The radioactivity induced by activation in facilities using particle accelerators for medical applications leads to the creation of radioactive waste. The precise characterization of activated parts is essential for the dismantling operations of these facilities in order to identify the correct storage and recycling methods of the generated radioactive wastes. In France, the LNHB, as part of the CEA and as designated metrology laboratory by the LNE, for the ionising radiation, has recently started being involved in the estimation of the activation induced in accelerators used for radionuclides production for medical applications, mainly cyclotrons, in order to optimize their dismantling.

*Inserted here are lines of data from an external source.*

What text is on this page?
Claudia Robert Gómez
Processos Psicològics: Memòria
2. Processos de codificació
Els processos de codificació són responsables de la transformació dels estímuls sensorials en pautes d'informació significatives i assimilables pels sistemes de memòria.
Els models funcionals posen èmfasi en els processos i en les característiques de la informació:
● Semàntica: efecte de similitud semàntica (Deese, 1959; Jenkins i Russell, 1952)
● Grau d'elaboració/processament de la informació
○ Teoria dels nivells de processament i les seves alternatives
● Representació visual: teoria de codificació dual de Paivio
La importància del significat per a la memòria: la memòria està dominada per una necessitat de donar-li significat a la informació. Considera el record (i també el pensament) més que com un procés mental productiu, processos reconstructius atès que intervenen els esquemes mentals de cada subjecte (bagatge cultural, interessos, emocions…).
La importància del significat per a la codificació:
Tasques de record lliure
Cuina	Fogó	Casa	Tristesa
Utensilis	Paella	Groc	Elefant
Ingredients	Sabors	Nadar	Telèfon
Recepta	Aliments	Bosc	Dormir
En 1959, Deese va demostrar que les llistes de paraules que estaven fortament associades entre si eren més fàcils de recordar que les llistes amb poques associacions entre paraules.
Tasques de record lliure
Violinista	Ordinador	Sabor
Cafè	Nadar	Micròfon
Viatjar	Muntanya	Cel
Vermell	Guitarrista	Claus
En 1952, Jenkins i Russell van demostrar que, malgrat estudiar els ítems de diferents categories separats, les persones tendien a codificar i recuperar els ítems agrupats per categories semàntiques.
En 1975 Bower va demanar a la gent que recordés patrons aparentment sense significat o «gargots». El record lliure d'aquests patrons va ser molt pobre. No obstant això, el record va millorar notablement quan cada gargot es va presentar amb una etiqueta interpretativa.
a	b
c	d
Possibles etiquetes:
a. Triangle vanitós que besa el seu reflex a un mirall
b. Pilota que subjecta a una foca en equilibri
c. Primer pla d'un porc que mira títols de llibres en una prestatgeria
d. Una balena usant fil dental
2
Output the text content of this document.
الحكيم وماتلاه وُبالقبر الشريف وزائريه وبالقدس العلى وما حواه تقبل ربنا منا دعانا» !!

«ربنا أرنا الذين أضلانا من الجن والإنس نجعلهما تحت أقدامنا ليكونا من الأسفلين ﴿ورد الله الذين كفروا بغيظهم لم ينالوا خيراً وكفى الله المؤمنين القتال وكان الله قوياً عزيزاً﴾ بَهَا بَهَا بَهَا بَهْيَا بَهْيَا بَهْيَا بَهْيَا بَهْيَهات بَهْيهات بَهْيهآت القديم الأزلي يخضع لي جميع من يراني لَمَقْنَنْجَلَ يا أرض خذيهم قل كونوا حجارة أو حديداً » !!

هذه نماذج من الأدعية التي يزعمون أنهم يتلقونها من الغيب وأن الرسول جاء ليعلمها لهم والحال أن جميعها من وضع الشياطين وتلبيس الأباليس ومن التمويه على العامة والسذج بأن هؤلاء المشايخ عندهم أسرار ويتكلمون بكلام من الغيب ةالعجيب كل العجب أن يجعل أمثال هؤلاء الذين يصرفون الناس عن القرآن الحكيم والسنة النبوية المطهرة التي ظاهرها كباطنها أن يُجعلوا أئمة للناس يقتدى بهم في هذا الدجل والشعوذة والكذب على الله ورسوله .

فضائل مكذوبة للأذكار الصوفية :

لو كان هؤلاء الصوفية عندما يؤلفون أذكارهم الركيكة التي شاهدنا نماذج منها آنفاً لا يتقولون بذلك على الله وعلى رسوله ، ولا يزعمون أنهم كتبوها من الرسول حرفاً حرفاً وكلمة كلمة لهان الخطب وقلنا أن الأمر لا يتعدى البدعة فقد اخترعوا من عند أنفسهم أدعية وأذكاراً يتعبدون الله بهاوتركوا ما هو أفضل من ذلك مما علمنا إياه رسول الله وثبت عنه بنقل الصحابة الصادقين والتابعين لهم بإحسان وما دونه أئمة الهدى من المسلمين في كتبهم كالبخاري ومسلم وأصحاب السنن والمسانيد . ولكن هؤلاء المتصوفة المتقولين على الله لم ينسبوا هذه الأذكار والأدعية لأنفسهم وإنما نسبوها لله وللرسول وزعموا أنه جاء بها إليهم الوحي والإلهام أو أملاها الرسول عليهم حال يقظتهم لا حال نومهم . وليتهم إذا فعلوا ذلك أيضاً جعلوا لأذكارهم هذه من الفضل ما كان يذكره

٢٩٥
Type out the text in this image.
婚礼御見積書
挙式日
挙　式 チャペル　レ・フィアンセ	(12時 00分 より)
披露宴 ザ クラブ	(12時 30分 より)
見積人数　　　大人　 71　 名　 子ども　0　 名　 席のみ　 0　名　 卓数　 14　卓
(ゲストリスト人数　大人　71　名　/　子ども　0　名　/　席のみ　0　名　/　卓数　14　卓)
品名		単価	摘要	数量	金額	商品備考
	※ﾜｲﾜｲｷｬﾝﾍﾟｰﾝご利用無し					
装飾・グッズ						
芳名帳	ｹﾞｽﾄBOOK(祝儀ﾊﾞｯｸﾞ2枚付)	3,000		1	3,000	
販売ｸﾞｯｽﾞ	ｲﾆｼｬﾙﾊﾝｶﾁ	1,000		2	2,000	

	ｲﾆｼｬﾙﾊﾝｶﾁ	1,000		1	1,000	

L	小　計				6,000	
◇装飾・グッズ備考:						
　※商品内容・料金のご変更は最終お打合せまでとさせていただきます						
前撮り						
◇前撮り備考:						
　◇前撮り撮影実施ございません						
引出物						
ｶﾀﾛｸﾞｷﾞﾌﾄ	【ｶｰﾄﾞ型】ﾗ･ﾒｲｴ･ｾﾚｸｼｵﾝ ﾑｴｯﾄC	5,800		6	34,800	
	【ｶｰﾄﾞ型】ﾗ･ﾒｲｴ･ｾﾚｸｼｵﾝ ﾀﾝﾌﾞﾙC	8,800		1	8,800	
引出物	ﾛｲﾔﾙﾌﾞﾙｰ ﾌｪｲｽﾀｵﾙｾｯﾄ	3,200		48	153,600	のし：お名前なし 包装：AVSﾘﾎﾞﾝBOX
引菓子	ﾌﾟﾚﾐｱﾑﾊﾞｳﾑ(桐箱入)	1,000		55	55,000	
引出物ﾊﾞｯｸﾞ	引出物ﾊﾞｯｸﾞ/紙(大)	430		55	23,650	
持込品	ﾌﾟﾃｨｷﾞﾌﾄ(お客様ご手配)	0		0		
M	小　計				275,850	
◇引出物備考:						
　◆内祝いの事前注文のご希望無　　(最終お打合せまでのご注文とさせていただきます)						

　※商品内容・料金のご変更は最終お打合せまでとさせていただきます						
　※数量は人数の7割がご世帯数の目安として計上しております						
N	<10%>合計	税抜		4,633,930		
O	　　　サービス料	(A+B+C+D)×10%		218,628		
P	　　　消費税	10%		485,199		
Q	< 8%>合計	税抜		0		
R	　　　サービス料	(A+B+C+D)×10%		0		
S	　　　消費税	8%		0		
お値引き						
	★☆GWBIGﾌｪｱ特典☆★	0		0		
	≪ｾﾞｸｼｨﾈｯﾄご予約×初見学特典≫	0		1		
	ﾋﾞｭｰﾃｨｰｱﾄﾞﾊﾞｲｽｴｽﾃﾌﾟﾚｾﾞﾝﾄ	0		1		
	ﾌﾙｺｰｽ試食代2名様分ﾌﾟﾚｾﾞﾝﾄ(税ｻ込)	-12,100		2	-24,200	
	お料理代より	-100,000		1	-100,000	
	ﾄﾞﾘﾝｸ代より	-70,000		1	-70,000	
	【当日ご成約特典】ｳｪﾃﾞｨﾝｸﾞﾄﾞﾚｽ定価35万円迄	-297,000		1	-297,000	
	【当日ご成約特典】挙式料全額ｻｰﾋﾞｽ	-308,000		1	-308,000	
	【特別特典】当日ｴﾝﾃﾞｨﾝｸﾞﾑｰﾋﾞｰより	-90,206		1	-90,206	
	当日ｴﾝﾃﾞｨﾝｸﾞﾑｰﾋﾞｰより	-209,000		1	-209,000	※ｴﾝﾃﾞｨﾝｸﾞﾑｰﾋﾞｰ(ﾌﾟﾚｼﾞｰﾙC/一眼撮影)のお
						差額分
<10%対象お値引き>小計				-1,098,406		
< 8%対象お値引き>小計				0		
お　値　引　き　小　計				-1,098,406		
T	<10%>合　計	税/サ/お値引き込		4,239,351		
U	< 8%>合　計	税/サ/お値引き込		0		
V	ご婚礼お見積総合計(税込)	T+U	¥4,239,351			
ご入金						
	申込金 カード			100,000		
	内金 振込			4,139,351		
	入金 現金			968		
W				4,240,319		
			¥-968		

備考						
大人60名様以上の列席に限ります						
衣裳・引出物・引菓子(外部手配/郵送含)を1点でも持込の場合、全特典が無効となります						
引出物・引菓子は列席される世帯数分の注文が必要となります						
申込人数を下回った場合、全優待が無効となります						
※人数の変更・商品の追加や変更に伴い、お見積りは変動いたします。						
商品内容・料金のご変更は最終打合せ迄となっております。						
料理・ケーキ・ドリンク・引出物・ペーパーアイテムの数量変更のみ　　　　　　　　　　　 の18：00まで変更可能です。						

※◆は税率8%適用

Taking into account the increasing number of active facilities reaching the end of their life, the safety authorities and bodies in charge of waste management are closely interested in aspects related to the characterization of the generated wastes. This task must be performed with the best possible precision in terms of level of activation and identification of radioisotopes created by activation. The final goal is to identify appropriate actions for the management of these wastes. The subject of this study aims to meet this demand. The main steps planned within the framework of this project are : (1) modelling through Monte Carlo methods the geometry of a particle accelerator used for the production of medical radioisotopes ; (2) characterization of the neutron field produced during operation of this facility ; (3) characterization of radioactivity induced by the accelerated particles of primary beams and secondary neutrons in various materials, composing the activated parts of the accelerator ; (4) use of the results of the previous two steps for an accurate determination of the full radiological spectrum (i.e. the list of the main radioisotopes contributing to induced radioactivity) of each part of the accelerator.